In a place like Norwalk, where families congregate in front yards on weekends, the children run inside and alert their mothers, saving Rachal the effort.

She walked steadily, always working to fit in four families an hour. For each family of as many as three children she photographs, she makes $6. If there are four or more children in the family, her take increases to $12.

"We're taking 'em free today. No charge," she said to another mother, as if this were a one-day-only special.

First there were three children, then five, then eight, all crowded around the pony in front of a shade tree Rachal had selected as a backdrop for the pictures.

Mothers standing by produced hairbrushes and a wet paper towel to clean the face of the next child up on the horse.

Rachal lifted Ruby Lorena Lopez, 5, onto the pony, Lady. She fluffed the model's hair and arranged the girl's right hand under her chin in a timeless pose.
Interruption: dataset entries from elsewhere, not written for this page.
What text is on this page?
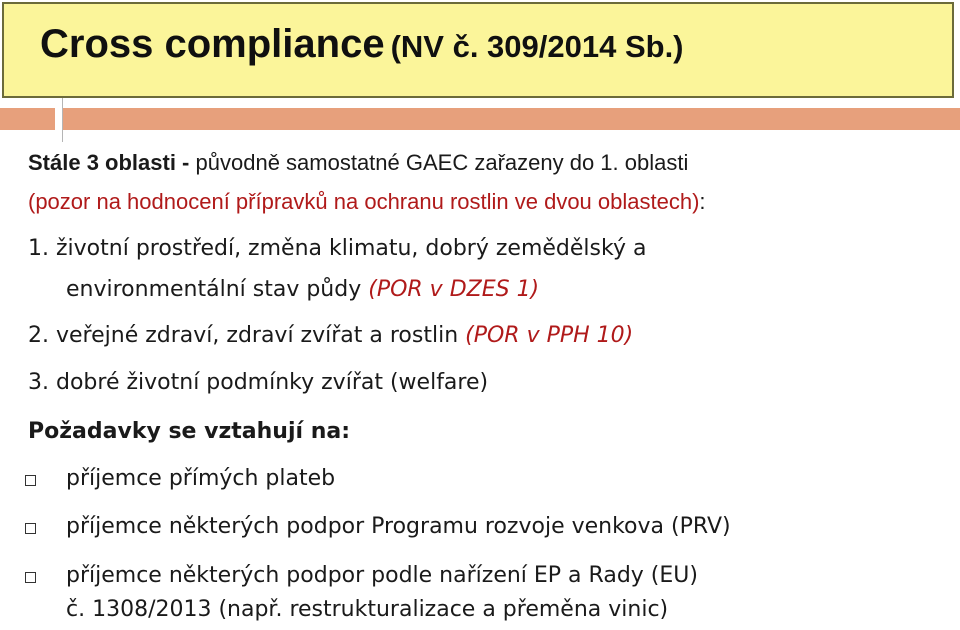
Cross compliance (NV č. 309/2014 Sb.)
Stále 3 oblasti - původně samostatné GAEC zařazeny do 1. oblasti
(pozor na hodnocení přípravků na ochranu rostlin ve dvou oblastech):
1. životní prostředí, změna klimatu, dobrý zemědělský a
environmentální stav půdy (POR v DZES 1)
2. veřejné zdraví, zdraví zvířat a rostlin (POR v PPH 10)
3. dobré životní podmínky zvířat (welfare)
Požadavky se vztahují na:
příjemce přímých plateb
příjemce některých podpor Programu rozvoje venkova (PRV)
příjemce některých podpor podle nařízení EP a Rady (EU)
č. 1308/2013 (např. restrukturalizace a přeměna vinic)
"Give me a big cheese ," Rachal said, taking two steps back and crouching on the sidewalk with her camera.

" Cheese ," Ruby said.

"What I want you to do now is give the pony a big hug for being so nice," Rachal said.

Standing on the ground again, the girl wrapped her arms around Lady's nose. The pony's eyes shut contentedly.

Ruby Lopez, 24, said she has a picture of herself and her sister as toddlers on a pony in front of this same tree. And she said she recently found a childhood pony picture of her husband in her in-laws' attic. Lopez said she is continuing the tradition with her own children by getting pony pictures at least every other year as they are growing up.

Rachal changed film, and she and Lady moved on to another shade tree, with yet another girl or boy in cowboy duds on a summer afternoon in Norwalk.